CHENNAI: A broken, toothless smile in monochrome, dew drops on the windows of a car with blurry pink flowers in the background…carrying a bit of India on every frame were photographs by non-
professional lensmen and expatriates from the country at the 19th Annual Beautiful India Expatriate Photo Competition.
Conducted by Global Adjustments for the past 19 years, this year, there were 730 photographs displayed, which were taken by 61 participants, from all over the world.
“There’s a lot of beauty but we take it for granted since we’re here. But expatriates manage to see India differently and bring in the vibrant colours onto the frame,” says
Ranjini Manian, founder, Global Adjustments.

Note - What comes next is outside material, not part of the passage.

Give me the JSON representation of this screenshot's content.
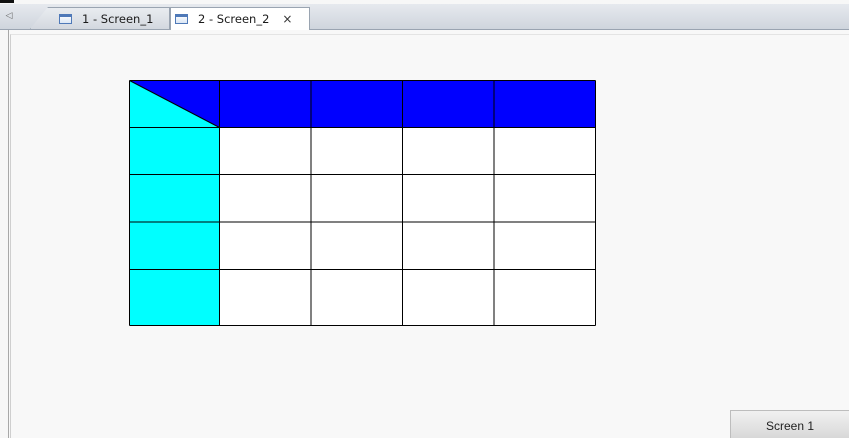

Christophe Thibout from France has been living in the city for three-and-a-half years. Photography is his hobby, and he says, “I went a small village near Periyampallyam and saw young girls walking in the field together.
The colours of their clothes and flower on their hair, the grass and the sky…everything was intriguing. More than anything, I try to capture the mood through the colours on display.”
The competition included around seven categories such as the theme of Digital India, ‘humour’, ‘faces’, ‘places’ et al. Kathlijn Fruith from Belgium was the winner of the competition for her photograph titled ‘Flowers At The Temple’.
Working at the Belgian embassy in the city, Kathlijn frequently takes her camera out to capture the beauty around her. “I even went on a trip to Varanasi for three days just for taking photographs. It’s only a passion though,” she smiles.
With over 700 photographs to choose from, the judges were Jochen Stallkamp, MD, BMW, Chennai, Jai Ho (Slumdog Millionaire, 2008) singer Tanvi Shah, and renowned photographer Satyajit Dhananjayan.
With winners chosen anonymously, the judges had to solely focus on the adherence to the theme apart from techniques involved. “Apart from the basic guideline to the quality of the photo, we looked at how they actually connected with their subjects. As a photographer, I was not subjective but focused on the photographer’s emotion through their works,” says Satyajit.